Article by Ayman Alheraki in January 24 2025 01:40 PM
In the field of machine learning, training and data storage differ significantly from traditional database systems. Here’s an explanation of the process, along with tools commonly used and how trained data is handled within machine learning models.
In machine learning, "training" refers to teaching a model to perform a specific task, such as recognizing images, understanding text, or making predictions based on new inputs.
Training involves feeding the model with data inputs (e.g., text, images, sounds) so it can analyze and extract patterns.
The goal is for the model to generalize and make accurate predictions when presented with new, unseen data.
Unlike traditional databases where data is stored in an accessible format for direct queries, trained data is stored in a very different manner:
Weights: During training, the model updates certain values called "weights," which determine the model’s response to specific inputs.
Neural Network: These weights are stored within layers of artificial neurons. The weights themselves represent the trained data, but they are not directly readable or accessible, as they rely on mathematical interactions within the network.
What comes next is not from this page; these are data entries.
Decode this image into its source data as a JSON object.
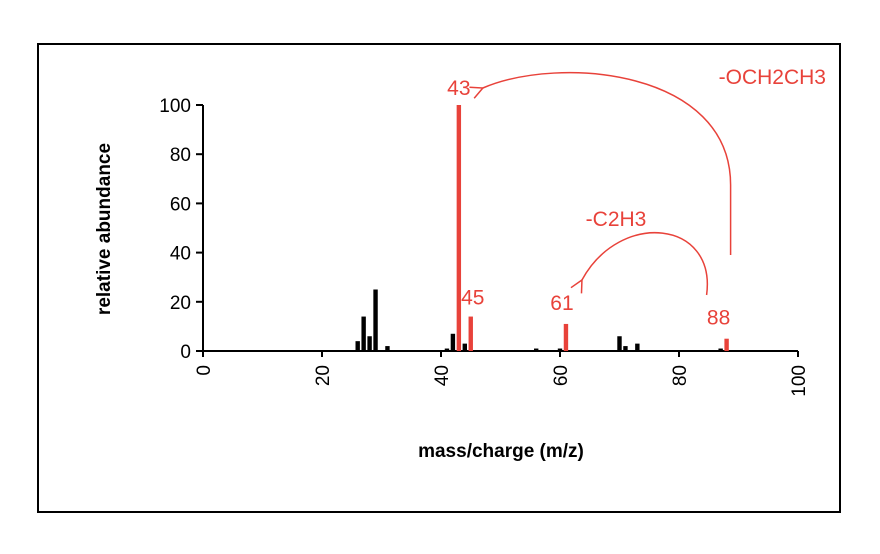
{
  "chart_data": {
    "type": "bar",
    "title": "",
    "xlabel": "mass/charge (m/z)",
    "ylabel": "relative abundance",
    "xlim": [
      0,
      100
    ],
    "ylim": [
      0,
      100
    ],
    "xticks": [
      "0",
      "20",
      "40",
      "60",
      "80",
      "100"
    ],
    "yticks": [
      "0",
      "20",
      "40",
      "60",
      "80",
      "100"
    ],
    "grid": false,
    "legend": "none",
    "colors": {
      "minor": "#000000",
      "major": "#e8423a"
    },
    "series": [
      {
        "color": "#000000",
        "x": [
          26,
          27,
          28,
          29,
          31,
          41,
          42,
          44,
          56,
          60,
          70,
          71,
          73,
          87
        ],
        "y": [
          4,
          14,
          6,
          25,
          2,
          1,
          7,
          3,
          1,
          1,
          6,
          2,
          3,
          1
        ]
      },
      {
        "color": "#e8423a",
        "x": [
          43,
          45,
          61,
          88
        ],
        "y": [
          100,
          14,
          11,
          5
        ]
      }
    ],
    "peak_labels": [
      {
        "x": 43,
        "text": "43"
      },
      {
        "x": 45,
        "text": "45"
      },
      {
        "x": 61,
        "text": "61"
      },
      {
        "x": 88,
        "text": "88"
      }
    ],
    "annotations": [
      {
        "text": "-OCH2CH3",
        "from": 88,
        "to": 43
      },
      {
        "text": "-C2H3",
        "from": 88,
        "to": 61
      }
    ]
  }
}
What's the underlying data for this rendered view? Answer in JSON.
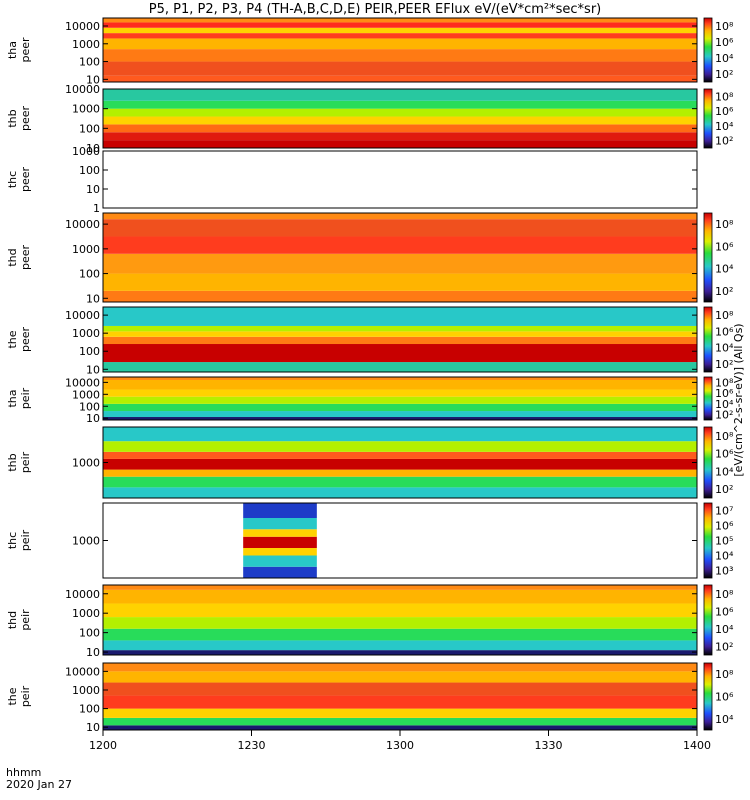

The weights are usually stored in model files in formats like HDF5 or Checkpoints or other specific formats based on the library used, such as TensorFlow or PyTorch. These files contain all the numeric values the model learned from the training process, which are typically large because each layer and neuron contain a set of weights.
Once training is complete, the model shifts to an inference phase, allowing it to:
Predict or Classify: Receive new inputs (e.g., text or images) and produce outputs based on learned information.
Make Decisions: The model can evaluate and generate content (e.g., in generative AI like ChatGPT, where it forms responses based on trained data).
Several tools and libraries are essential in machine learning training and weight storage, including:
TensorFlow: An open-source library from Google for training models and storing weights.
PyTorch: A popular library from Facebook for model training and result storage.
Hugging Face Transformers: A specialized library for language models, containing popular models like GPT and BERT, used for data processing and model training.
Although machine learning models don’t depend directly on databases for training, databases play a crucial role in:
Storing Raw Data: Data for training, like text, images, or transactional logs.
Caching Inputs and Outputs: In applications that require repetitive processes like user queries, fast databases like Redis can temporarily store results.
Imagine a model trained on text about cars. During training, the model analyzes millions of sentences related to cars, extracting common patterns:
Words are converted to numerical representations and processed through the neural network.
Once training concludes, the model is saved in a file containing learned weights.
When a new question about cars is presented, the model loads its stored weights and uses them to generate a response based on previously learned patterns.